The $17 billion dual-tunnel project is intended to create a bypass for freshwater exports from the Sacramento-San Joaquin Delta, an estuary that provides freshwater for 25 million Californians and 3 million acres of farmland.
For decades, this water has been diverted using massive pumps at the southern edge of the South Delta, near the town of Tracy. The pumps kill millions of native fish and are powerful enough to reverse the Delta’s natural river flows, disrupting habitat and causing water quality problems.
The tunnels would switch diversions to a location 40 miles upstream on the Sacramento River. This would prevent the reverse-flow conditions and, with modern fish screens in place, would reduce the fish kill.
Gartrell’s single-tunnel idea was subsequently embraced by a number of environmental groups as a promising solution to the Delta’s troubles.
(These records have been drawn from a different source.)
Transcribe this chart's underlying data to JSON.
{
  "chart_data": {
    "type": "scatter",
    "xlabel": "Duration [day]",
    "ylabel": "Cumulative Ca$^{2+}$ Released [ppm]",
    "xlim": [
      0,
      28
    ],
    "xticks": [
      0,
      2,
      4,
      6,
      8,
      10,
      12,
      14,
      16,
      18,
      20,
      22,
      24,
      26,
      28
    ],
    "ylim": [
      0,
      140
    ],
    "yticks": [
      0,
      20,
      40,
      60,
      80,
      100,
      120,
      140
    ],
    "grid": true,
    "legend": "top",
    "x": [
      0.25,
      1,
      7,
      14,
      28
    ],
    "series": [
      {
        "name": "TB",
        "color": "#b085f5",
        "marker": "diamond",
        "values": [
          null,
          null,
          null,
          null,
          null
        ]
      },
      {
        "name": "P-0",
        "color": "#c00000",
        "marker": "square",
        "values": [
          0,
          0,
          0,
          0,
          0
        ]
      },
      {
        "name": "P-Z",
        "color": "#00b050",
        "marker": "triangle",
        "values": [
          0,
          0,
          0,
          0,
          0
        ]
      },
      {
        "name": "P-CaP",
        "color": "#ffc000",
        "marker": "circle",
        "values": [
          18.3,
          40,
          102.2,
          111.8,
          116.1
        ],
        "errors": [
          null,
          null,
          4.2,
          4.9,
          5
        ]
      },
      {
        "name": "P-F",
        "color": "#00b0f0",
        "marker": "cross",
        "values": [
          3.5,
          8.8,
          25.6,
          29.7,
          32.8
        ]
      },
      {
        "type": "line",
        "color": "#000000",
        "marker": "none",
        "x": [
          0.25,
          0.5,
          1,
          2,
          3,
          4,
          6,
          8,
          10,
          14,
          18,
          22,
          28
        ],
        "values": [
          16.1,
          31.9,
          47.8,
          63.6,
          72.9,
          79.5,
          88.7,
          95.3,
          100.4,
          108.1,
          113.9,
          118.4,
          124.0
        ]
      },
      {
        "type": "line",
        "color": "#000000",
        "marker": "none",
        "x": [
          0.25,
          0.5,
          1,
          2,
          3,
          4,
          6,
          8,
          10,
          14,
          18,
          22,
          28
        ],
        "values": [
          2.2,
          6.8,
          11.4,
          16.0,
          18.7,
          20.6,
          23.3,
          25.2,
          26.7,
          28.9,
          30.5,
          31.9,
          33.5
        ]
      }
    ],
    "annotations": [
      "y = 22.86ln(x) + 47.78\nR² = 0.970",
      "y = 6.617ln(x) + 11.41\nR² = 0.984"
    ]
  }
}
In 2010, the Planning and Conservation League released a package of eight water solutions for California that included a single Delta tunnel.
Then in 2013, the Natural Resources Defense Council released its so-called portfolio-based alternative, which supported a single Delta tunnel along with numerous regional water-supply projects.
If the state had chosen to pursue a single tunnel years ago, said NRDC attorney Doug Obegi, it’s likely construction could have been well underway by now given its smaller size and fewer logistical and environmental complications.
“It does seem like a missed opportunity,” Obegi said. “We’ve wasted significant time and millions of dollars studying this larger project that doesn’t make sense economically or ecologically.”
The question now is, what would be required now to embrace a single tunnel as a serious alternative?
The state did include a single tunnel (known as alternatives 5 and 5A) among its formal alternatives in the final environmental impact study adopted in December 2016. This alternative called for a single intake on the Sacramento River and a single tunnel with a capacity of 3,000cfs. This single tunnel would follow the same approximate route under the Delta as the dual-tunnel project.
The state estimated in 2013 this single-tunnel alternative would cost $8.6 billion – about $8 billion less than the dual tunnels.
Officials at the Metropolitan Water District of Southern California have said they are open to considering a single tunnel. The district is the largest water agency to support the more costly dual-tunnel project so far.
“We’re always willing to talk about it,” Roger Patterson, Met’s assistant general manager, told Water Deeply in December. “I get it: In order to get something done, you gotta do horse trading. But it also still has to work.”
It is unclear if the single-tunnel alternative was investigated sufficiently by the state to become its new project choice. Obegi said it was not, and much deeper analysis will likely be required.
“How it would be operated is really the most important thing in determining whether this is something that would be OK for the environment or would be detrimental for the Delta,” he said. “There’s very little to nothing that has been said about how they would operate a smaller facility.”
Such details may be moot, because the state Department of Water Resources is still officially wedded to the $17 billion dual-tunnel project, said spokeswoman Erin Mellon.
“DWR is continuing to advance WaterFix as it is currently structured: A two-tunnel project with three intakes with a combined capacity of 9,000 cfs,” she said.